Hoje só lhe apetecia arrumar carros amarelos, queria fazer um canteiro como aquele que deixara na varanda da sua querida Luísa, há dez anos atrás, antes de ela decidir lançar o seu corpo sobre as rosas, fazendo-se pairar alguns segundos sobre elas para depois se deixar cair no alcatrão a sete metros de altura.
Mas os carros que lhe apareciam eram todos brancos, vermelhos, azuis, verdes, cinza e com eles imaginou outros jardins e canteiros, mas não era esses que queria reproduzir. Lá vinha mais um carro branco e pensou logo em malmequeres, jarros, rosas brancas, mas nem se deu ao trabalho de fazer o gesto mecânico de indicar um lugar vago, auxiliado pela folha de jornal dobrada em quatro.
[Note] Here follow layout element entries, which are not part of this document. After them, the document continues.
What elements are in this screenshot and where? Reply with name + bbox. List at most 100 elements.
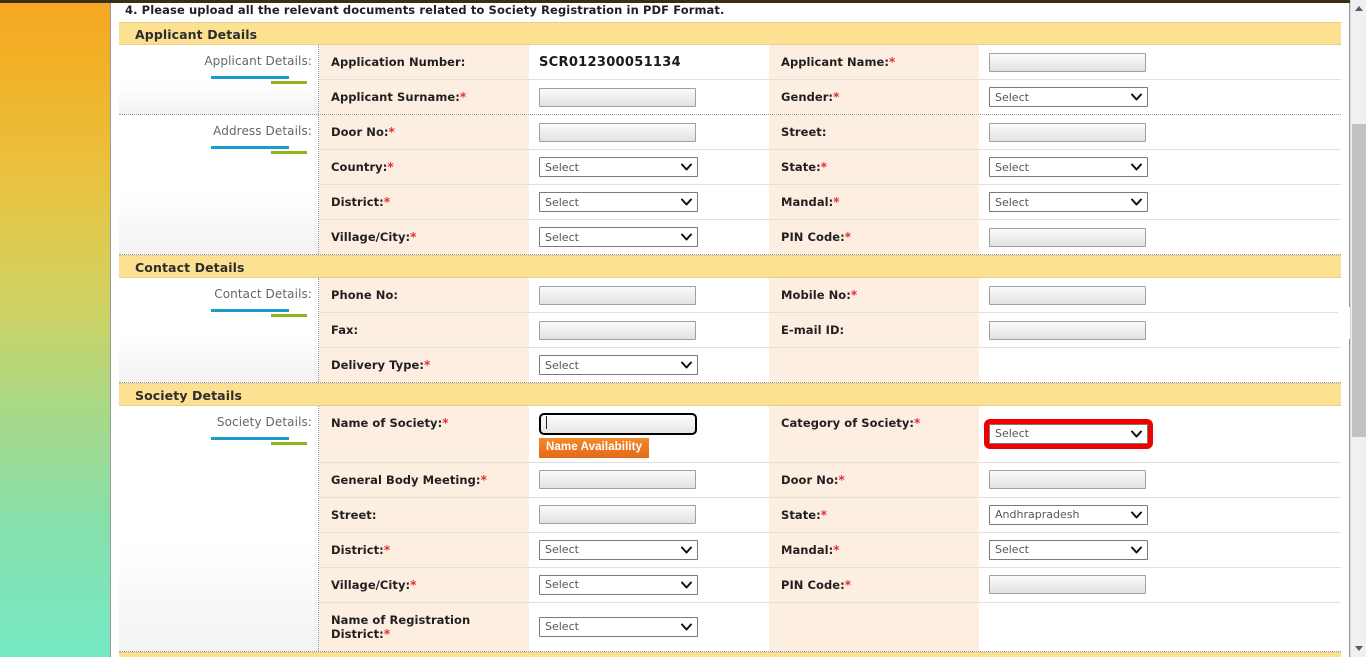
field-row: Applicant Surname:* Gender:* Select [319,80,1341,114]
field-label-text: Applicant Surname: [331,90,460,104]
label-cell-pin-code: PIN Code:* [769,220,979,254]
field-label-text: Name of Society: [331,416,443,430]
value-cell-name-of-society: Name Availability [529,406,769,462]
scroll-up-arrow-icon[interactable] [1351,0,1366,17]
instruction-note: 4. Please upload all the relevant docume… [125,3,725,17]
category-of-society-select[interactable]: Select [984,418,1153,449]
required-asterisk: * [850,288,858,302]
value-cell-country: Select [529,150,769,184]
pin-code-input[interactable] [989,575,1146,594]
value-cell-mandal: Select [979,532,1341,567]
value-cell-mandal: Select [979,185,1341,219]
street-input[interactable] [989,122,1146,142]
mandal-select[interactable]: Select [989,192,1148,212]
field-label-text: PIN Code: [781,230,845,244]
chevron-down-icon [1131,546,1145,554]
door-no-input[interactable] [989,470,1146,489]
street-input[interactable] [539,505,696,524]
top-edge-strip [0,0,1350,3]
applicant-name-input[interactable] [989,52,1146,72]
field-label-text: Fax: [331,323,359,337]
state-select[interactable]: Select [989,157,1148,177]
chevron-down-icon [1131,198,1145,206]
form-content: 4. Please upload all the relevant docume… [111,0,1349,657]
value-cell-mobile-no [979,278,1341,312]
name-of-society-input[interactable] [539,412,697,435]
chevron-down-icon [1131,93,1145,101]
e-mail-id-input[interactable] [989,320,1146,340]
society-name-wrap [539,412,697,435]
district-select[interactable]: Select [539,192,698,212]
value-cell-applicant-surname [529,80,769,114]
vertical-scrollbar[interactable] [1350,0,1366,657]
side-label-text: Applicant Details: [204,54,312,68]
required-asterisk: * [442,416,449,430]
chevron-down-icon [681,623,695,631]
chevron-down-icon [681,581,695,589]
field-row: District: * Select Mandal:* Select [319,185,1341,220]
field-label-text: Mandal: [781,542,834,557]
value-cell-delivery-type: Select [529,348,769,382]
field-row: Delivery Type:* Select [319,348,1341,382]
name-availability-button[interactable]: Name Availability [539,437,650,458]
field-row: Application Number: SCR012300051134 Applic… [319,45,1341,80]
label-cell-name-of-registration-district: Name of Registration District:* [319,602,529,651]
label-cell-mobile-no: Mobile No:* [769,278,979,312]
label-cell-mandal: Mandal:* [769,532,979,567]
required-asterisk: * [480,472,487,487]
label-cell-general-body-meeting: General Body Meeting:* [319,462,529,497]
village-city-select[interactable]: Select [539,574,698,595]
side-label-contact-details: Contact Details: [119,278,319,382]
required-asterisk: * [459,90,467,104]
field-row: Name of Registration District:* Select [319,602,1341,651]
scroll-down-arrow-icon[interactable] [1351,640,1366,657]
label-cell-applicant-name: Applicant Name:* [769,45,979,79]
value-cell-street [529,497,769,532]
village-city-select[interactable]: Select [539,227,698,247]
general-body-meeting-input[interactable] [539,470,696,489]
mobile-no-input[interactable] [989,285,1146,305]
label-cell-empty [769,348,979,382]
required-asterisk: * [820,507,828,522]
field-label-text: Delivery Type: [331,358,425,372]
pin-code-input[interactable] [989,227,1146,247]
label-cell-state: State:* [769,497,979,532]
required-asterisk: * [383,542,391,557]
scrollbar-thumb[interactable] [1352,124,1366,437]
district-select[interactable]: Select [539,539,698,560]
name-of-registration-district-select-value: Select [545,620,579,633]
field-label-text: E-mail ID: [781,323,845,337]
value-cell-applicant-name [979,45,1341,79]
required-asterisk: * [914,416,921,430]
delivery-type-select[interactable]: Select [539,355,698,375]
gender-select[interactable]: Select [989,87,1148,107]
accent-rule-olive [271,81,307,84]
label-cell-mandal: Mandal:* [769,185,979,219]
label-cell-door-no: Door No:* [769,462,979,497]
value-cell-district: Select [529,185,769,219]
required-asterisk: * [844,577,852,592]
accent-rule-olive [271,314,307,317]
accent-rule-olive [271,151,307,154]
field-label-text: Street: [331,507,377,522]
country-select[interactable]: Select [539,157,698,177]
state-select[interactable]: Andhrapradesh [989,504,1148,525]
applicant-surname-input[interactable] [539,87,696,107]
label-cell-application-number: Application Number: [319,45,529,79]
field-label-text: District: [331,195,384,209]
required-asterisk: * [833,195,840,209]
side-label-address-details: Address Details: [119,115,319,254]
value-cell-application-number: SCR012300051134 [529,45,769,79]
field-label-text: Gender: [781,90,834,104]
field-label-text: Door No: [781,472,839,487]
required-asterisk: * [820,160,828,174]
field-label-text: General Body Meeting: [331,472,481,487]
value-cell-district: Select [529,532,769,567]
fax-input[interactable] [539,320,696,340]
field-row: Country:* Select State:* Select [319,150,1341,185]
field-row: Village/City:* Select PIN Code:* [319,220,1341,254]
name-of-registration-district-select[interactable]: Select [539,616,698,637]
phone-no-input[interactable] [539,285,696,305]
door-no-input[interactable] [539,122,696,142]
mandal-select[interactable]: Select [989,539,1148,560]
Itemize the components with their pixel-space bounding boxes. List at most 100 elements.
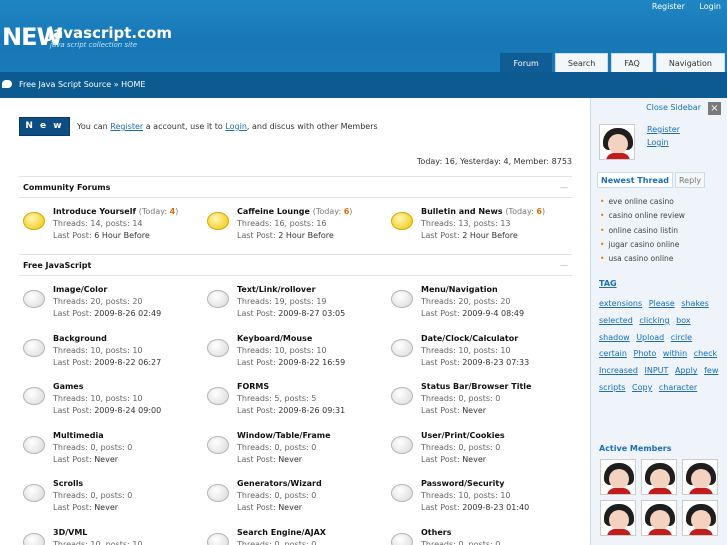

Ah! Lá vem um carro amarelo – disse para si em voz alta – é agora que vou dar início à construção do meu jardim. Fez o gesto indicando o lugar vago, lugar do seu canteiro de rosas amarelas e para seu espanto o condutor ignorou-o e decidiu arrumar o carro noutro espaço mais à frente. Ficou furioso, deitou a folha de jornal ao chão e dirigindo-se de imediato para onde o carro amarelo havia arrumado. Ao chegar junto à porta do condutor julgou reconhecer a cara por detrás do vidro do carro, calou todos os impropérios que tinha guardado desde a separação da sua folha de jornal, abriu muito os olhos e disse:
- Joana, és tu?
Era a sua filha, tinha a certeza, que nunca mais vira desde a morte da Luísa; tinham passado tantos anos e afinal foi noutro canteiro que reencontrou a flor que julgava perdida.
- Minha filha, não me reconheces, não te lembras de mim?
- O Sr. deve estar enganado.
E com estas palavras selou o diálogo por ele iniciado. Ela tinha agora a mão estendida na qual segurava uma moeda de 50 cêntimos. Ele disse:
- Mas filha, sou eu!
Ela fechou a porta do carro e ao mesmo tempo deixou cair a sua carteira no chão. Ele baixou-se para a ajudar, ambos se ergueram rapidamente, ao mesmo tempo ela já com a carteira na mão. No rosto daquela que julgava ser a sua filha ele vislumbrou uma sombra de reconhecimento seguida pelo marejar súbito dos seus olhos, ela chorava e nessas lágrimas ele leu a resposta que ela não lhe queria ou podia dar. Não disse mais nada, deixou-a ir e foi imaginar outros jardins, não tão perfeitos e belos como aquele que ainda agora tinha perdido novamente. Nesse dia e a partir daquele momento todos os carros lhe pareciam flores mortas.